Co-doped LiMn0.4Fe0.6PO4@C via two-step synthesis for advanced Li-Ion battery cathodes
摘要
LiMnxFe1−xPO4 (LMFP) suffers from low electronic conductivity and inferior electrochemical kinetics, limiting its practical application in lithium-ion batteries. This study proposes a cobalt doping strategy to modify LMFP nanoparticles via a two-step process, inducing lattice parameter reduction and lattice contraction to enhance the cathode material’s electrical conductivity and lithium ion diffusion coefficient. X-ray diffraction (XRD) refinement confirms successful incorporation of Co2+ into the LMFP lattice. The optimized 2% Co-doped sample (Co-D2) exhibited enhanced electronic conductivity (3.33 × 10− 3 S/cm), improved Li+ diffusion coefficient, and reduced charge transfer resistance.

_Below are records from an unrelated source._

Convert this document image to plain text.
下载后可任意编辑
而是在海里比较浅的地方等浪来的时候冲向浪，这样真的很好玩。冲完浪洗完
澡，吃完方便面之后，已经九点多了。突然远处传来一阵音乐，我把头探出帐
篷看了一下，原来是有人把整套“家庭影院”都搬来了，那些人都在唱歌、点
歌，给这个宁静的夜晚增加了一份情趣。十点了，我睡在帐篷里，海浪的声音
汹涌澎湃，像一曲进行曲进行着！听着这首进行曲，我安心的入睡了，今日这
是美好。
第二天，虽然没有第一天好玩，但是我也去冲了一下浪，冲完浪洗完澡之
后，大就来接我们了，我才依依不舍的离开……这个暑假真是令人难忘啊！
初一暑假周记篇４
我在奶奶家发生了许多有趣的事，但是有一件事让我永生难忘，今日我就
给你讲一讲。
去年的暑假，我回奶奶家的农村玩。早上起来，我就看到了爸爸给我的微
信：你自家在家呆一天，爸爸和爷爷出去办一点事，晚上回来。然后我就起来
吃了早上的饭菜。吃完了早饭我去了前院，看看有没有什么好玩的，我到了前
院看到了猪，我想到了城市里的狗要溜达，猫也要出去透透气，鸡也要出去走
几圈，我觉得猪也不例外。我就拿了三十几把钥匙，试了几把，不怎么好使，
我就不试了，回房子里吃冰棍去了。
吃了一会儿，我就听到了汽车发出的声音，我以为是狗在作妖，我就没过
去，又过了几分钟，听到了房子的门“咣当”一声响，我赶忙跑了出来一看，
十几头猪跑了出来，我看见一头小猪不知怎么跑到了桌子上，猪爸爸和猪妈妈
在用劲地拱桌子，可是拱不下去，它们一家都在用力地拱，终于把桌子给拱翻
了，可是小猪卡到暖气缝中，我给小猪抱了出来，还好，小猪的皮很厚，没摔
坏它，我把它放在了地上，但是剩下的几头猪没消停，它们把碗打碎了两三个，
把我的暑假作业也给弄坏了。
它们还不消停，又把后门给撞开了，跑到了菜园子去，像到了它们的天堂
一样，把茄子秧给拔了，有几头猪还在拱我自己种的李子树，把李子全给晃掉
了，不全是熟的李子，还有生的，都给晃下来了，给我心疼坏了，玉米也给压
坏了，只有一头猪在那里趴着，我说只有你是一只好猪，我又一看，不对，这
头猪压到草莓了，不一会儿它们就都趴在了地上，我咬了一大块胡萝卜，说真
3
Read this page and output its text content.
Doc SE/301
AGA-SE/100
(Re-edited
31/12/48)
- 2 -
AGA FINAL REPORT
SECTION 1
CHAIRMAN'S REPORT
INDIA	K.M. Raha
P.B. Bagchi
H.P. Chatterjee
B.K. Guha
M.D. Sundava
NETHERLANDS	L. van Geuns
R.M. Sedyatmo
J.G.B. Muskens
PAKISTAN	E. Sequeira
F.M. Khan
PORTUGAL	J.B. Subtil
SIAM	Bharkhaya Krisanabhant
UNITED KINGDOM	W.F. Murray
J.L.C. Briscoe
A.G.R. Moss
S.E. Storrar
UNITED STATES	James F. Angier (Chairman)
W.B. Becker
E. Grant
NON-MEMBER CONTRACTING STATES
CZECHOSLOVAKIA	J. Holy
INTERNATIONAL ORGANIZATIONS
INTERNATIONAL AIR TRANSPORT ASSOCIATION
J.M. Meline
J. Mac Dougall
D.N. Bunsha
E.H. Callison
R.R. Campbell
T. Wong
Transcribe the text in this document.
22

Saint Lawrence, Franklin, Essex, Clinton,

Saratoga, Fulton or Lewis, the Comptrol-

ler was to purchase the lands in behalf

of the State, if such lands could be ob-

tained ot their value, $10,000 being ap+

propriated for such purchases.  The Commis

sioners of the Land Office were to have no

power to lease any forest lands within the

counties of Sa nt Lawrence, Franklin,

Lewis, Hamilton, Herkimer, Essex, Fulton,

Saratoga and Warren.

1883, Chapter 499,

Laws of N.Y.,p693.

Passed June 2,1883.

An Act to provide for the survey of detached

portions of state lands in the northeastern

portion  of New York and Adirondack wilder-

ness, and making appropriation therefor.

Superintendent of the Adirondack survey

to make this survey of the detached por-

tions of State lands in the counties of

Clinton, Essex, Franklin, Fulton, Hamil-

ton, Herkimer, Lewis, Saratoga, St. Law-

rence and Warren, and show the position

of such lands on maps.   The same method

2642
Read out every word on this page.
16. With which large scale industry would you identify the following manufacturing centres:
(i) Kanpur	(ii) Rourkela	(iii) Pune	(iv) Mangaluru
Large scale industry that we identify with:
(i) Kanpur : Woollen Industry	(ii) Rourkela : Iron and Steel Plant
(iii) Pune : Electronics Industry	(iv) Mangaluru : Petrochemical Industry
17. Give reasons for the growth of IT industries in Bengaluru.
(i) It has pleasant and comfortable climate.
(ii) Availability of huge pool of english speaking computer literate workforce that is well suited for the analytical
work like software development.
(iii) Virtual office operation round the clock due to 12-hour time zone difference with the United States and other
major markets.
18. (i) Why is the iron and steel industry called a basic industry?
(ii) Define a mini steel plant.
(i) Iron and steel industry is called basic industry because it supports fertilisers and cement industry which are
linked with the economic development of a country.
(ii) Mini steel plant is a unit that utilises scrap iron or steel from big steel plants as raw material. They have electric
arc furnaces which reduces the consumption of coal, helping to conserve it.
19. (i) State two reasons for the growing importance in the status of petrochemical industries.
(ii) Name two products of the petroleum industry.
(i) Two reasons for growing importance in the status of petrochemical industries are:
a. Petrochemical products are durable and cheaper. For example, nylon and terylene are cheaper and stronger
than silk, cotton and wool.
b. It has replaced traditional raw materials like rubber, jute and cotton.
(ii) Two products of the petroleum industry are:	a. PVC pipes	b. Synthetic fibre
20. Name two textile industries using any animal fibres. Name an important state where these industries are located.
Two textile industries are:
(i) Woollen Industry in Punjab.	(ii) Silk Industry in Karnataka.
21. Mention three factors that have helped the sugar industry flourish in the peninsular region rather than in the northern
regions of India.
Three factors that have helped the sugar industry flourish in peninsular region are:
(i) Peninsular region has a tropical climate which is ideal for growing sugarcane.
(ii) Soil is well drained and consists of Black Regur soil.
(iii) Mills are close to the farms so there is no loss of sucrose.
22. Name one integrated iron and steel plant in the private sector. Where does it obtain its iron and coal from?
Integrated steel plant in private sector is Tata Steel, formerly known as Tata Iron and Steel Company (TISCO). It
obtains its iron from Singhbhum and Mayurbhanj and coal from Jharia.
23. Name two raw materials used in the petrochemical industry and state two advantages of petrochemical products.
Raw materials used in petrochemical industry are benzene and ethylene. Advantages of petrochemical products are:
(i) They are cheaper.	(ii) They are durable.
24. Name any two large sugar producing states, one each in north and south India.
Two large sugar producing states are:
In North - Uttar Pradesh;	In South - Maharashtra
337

Electrochemical tests showed Co-D2 delivered a reversible capacity of 158.76 mAh/g at 0.1 C, retained 108.39 mAh/g at 5 C, and maintained 91.21% capacity after 230 cycles at 1 C. This doping regulation strategy significantly enhances the rate performance and cycling stability of LMFP, opening a promising new pathway for high-performance cathode materials in lithium-ion batteries.